Itu seperti api unggun yang hampir padam, tiba-tiba berubah menjadi kobaran api yang besar, seolah-olah ada yang menuangkan bensin ke atasnya.

Perubahan dramatis telah terjadi. Hanya dua minggu yang lalu, moral pasukan Xarooda sama sekali tidak tinggi. Terus terang, moral mereka telah merosot ke titik terendah yang dibutuhkan untuk menjaga agar pasukan tidak runtuh. Bahkan dengan moral serendah itu, mereka adalah prajurit dari Xarooda, bangsa yang terkenal dengan semangat juangnya.

Tentu saja, kedua bangsa telah bertempur sampai batas tertentu, kecuali elit dari elit. Garda Kerajaan dan Garda Raja tak tertandingi di seluruh Xarooda, begitu pula unit-unit lain yang telah bersumpah untuk melawan invasi O’ltormea ​​sampai akhir, siap mati di medan perang.

Tapi itu hanya pengecualian. Tetesan kecil di ember…

Ketika O’ltormea ​​melancarkan invasi kedua ke Xarooda, pasukan tetap kerajaan diperkirakan berjumlah sekitar tiga ratus ribu orang, yang masih memulihkan diri dari luka-luka invasi pertama. Selain itu, terdapat pasukan para penguasa lokal yang memerintah wilayah Xarooda. Di masa krisis, tentara bayaran akan direkrut, dan wajib militer akan diberlakukan di antara penduduk. Totalnya mencapai lebih dari setengah juta orang, yang merupakan jumlah yang sangat besar untuk satu bangsa. Di seluruh benua barat, jumlah ini dengan mudah berada di peringkat lima besar dan lebih dari cukup untuk pertahanan.

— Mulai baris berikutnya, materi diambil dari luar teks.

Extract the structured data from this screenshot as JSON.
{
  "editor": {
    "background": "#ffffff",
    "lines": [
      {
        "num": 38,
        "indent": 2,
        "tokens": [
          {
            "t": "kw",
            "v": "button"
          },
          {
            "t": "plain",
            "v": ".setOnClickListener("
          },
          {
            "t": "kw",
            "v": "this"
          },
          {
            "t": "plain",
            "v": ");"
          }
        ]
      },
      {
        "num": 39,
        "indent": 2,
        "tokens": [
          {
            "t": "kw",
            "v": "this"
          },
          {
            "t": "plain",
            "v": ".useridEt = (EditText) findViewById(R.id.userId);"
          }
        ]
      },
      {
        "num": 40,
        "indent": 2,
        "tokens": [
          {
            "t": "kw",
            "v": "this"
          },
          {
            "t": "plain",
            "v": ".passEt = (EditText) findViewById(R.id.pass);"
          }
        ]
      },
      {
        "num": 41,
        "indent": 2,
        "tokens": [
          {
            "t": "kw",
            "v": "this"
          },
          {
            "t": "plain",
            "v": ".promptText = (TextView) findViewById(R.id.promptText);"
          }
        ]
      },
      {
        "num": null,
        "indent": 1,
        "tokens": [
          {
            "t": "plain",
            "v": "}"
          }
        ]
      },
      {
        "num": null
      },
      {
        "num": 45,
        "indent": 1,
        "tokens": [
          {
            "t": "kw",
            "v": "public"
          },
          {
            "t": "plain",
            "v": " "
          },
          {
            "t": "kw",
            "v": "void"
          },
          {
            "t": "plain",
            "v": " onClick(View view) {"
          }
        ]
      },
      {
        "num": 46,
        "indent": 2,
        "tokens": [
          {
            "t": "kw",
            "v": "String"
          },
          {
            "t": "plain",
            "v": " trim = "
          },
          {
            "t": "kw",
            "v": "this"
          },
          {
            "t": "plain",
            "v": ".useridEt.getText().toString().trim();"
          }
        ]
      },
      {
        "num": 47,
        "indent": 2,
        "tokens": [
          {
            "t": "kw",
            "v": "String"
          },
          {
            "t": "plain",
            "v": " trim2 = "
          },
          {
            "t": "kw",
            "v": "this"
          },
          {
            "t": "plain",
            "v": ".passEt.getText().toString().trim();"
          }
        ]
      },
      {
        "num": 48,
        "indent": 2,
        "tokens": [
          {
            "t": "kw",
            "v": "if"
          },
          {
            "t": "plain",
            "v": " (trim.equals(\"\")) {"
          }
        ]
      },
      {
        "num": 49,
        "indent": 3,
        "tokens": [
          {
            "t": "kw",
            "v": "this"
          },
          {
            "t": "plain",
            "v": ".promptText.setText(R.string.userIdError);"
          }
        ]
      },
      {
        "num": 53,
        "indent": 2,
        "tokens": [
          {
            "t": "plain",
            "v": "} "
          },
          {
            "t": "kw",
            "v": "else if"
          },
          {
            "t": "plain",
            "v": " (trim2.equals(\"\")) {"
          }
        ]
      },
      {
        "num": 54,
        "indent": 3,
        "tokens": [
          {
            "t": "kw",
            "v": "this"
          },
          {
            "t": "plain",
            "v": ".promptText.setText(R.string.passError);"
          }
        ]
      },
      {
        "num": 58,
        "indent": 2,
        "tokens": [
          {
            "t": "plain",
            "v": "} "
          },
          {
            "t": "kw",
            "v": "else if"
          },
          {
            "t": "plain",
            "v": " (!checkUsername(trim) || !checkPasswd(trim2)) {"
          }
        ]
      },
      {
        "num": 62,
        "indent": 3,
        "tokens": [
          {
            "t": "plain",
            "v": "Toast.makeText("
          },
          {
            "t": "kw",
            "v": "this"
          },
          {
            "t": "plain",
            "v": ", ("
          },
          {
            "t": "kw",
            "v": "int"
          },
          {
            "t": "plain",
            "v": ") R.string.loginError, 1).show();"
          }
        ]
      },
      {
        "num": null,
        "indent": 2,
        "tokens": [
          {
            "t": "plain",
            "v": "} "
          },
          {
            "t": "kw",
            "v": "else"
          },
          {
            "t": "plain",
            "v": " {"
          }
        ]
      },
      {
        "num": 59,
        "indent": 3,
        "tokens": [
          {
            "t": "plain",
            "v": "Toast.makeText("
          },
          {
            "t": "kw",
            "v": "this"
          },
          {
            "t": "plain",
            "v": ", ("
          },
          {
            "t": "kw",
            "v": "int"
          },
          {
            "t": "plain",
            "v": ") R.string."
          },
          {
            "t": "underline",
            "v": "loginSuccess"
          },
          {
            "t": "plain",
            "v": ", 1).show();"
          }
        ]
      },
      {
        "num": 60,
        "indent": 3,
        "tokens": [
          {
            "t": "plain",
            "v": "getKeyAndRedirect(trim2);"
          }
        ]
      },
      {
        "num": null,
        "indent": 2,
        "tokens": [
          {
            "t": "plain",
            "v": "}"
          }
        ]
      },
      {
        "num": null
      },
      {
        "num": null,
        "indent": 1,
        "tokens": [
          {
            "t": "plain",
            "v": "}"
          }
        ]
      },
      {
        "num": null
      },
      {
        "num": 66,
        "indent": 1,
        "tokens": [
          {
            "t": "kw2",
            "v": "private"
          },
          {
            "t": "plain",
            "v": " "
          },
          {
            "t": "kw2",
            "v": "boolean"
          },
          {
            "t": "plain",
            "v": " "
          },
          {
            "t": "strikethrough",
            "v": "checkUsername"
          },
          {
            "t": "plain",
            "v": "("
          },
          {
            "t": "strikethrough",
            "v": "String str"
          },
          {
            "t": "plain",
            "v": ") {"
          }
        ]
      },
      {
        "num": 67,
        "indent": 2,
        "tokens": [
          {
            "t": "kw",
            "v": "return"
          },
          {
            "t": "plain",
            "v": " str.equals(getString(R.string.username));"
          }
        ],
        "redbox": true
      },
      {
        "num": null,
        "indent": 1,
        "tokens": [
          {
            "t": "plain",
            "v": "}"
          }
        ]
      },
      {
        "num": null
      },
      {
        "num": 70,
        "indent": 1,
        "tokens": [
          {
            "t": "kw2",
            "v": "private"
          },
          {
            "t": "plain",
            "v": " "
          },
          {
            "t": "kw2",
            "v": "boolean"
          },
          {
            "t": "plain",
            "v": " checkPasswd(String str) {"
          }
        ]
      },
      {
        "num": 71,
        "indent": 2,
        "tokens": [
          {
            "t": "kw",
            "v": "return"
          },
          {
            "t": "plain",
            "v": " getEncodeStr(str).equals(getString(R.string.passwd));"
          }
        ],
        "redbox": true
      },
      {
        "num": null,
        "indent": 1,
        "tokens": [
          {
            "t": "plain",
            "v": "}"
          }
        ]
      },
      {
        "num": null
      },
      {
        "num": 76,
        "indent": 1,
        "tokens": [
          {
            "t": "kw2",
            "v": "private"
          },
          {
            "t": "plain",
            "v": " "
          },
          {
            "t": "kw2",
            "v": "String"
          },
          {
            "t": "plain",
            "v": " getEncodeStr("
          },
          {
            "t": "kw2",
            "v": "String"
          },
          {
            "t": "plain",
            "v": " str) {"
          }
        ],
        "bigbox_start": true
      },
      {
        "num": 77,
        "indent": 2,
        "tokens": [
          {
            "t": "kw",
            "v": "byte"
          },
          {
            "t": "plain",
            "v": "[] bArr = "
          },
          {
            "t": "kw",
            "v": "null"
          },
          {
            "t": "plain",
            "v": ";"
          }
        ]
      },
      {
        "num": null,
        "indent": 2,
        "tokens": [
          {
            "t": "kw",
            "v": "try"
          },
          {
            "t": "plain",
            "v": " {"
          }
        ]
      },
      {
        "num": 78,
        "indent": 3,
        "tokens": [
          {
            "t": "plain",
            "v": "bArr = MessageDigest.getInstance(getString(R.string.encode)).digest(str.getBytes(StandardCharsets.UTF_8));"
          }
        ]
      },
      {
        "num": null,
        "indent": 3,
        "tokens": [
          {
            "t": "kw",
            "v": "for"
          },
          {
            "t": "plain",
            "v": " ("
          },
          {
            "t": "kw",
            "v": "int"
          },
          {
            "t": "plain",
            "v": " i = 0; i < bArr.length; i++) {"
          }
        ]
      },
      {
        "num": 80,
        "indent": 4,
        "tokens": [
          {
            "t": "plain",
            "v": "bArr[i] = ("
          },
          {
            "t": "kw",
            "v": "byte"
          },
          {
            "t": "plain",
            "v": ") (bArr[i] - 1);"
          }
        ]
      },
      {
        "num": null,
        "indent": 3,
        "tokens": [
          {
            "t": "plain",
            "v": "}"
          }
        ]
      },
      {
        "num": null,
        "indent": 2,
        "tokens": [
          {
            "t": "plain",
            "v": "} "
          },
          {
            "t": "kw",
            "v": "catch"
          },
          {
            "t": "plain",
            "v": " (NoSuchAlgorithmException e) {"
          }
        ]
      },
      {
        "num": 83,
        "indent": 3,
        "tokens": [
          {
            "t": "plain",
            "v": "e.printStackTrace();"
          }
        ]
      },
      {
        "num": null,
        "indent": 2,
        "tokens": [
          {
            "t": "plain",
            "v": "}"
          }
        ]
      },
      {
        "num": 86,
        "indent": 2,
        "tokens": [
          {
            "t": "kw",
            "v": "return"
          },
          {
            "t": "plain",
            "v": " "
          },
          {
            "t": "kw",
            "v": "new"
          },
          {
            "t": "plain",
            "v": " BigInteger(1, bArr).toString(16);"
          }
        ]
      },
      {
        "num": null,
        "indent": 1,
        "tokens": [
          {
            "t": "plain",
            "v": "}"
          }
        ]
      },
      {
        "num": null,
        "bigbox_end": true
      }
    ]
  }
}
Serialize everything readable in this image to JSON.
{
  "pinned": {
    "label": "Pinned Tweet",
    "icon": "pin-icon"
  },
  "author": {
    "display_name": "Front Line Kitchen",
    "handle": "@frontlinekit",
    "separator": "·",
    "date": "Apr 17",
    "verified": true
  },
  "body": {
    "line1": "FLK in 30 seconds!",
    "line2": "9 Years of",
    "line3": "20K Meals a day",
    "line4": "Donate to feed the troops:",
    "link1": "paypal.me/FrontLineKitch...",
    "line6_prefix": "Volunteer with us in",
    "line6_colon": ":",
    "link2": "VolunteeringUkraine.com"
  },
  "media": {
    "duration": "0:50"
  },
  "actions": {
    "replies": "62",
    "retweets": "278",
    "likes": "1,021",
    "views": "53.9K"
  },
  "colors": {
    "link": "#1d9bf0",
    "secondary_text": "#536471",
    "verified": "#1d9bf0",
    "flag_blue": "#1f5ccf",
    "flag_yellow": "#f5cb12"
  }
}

Namun, ketika musuhnya adalah salah satu dari tiga kekuatan besar benua itu—Kekaisaran O’ltormea, yang pasukan tetapnya sendiri melebihi satu juta dengan selisih yang besar—bahkan pasukan sebesar itu tak lebih dari seekor belalang sembah yang mengacungkan cakarnya ke arah seekor lembu jantan yang sedang menyerang. Itu bahkan bukan yang terburuk. Xarooda tidak dapat mengerahkan seluruh lima ratus ribu pasukannya ke garis depan di Cekungan Ushas.

Jika mereka melakukannya, keamanan internal akan runtuh, dan mereka akan menghadapi masalah yang lebih besar daripada invasi O’ltormea.

Pedesaan dipenuhi bandit dan perampok, dan monster-monster nyata mengintai di luar kota. Mengingat ketidakstabilan loyalitas kaum bangsawan, situasi mereka jelas memprihatinkan. Sekalipun mereka berteriak-teriak membela tanah air, hanya ada sedikit yang bisa mereka lakukan; pasukan yang bisa mereka sisihkan untuk garis depan terbatas. Sangat terbatas.

Dari sudut pandang para prajurit Xarooda, perang itu sungguh sia-sia. Dan dalam kegelapan itu, berapa banyak prajurit yang benar-benar percaya pada kemenangan dan tetap bersemangat membara untuk membantai para penjajah?

Paling-paling, dua puluh persen akan bertahan. Kalau begitu. Bahkan jika Saito murah hati dan memperkirakan dua puluh persen dari total setengah juta Xarooda, itu hanya memberi mereka seratus ribu. Dan sejujurnya? Mungkin bahkan kurang.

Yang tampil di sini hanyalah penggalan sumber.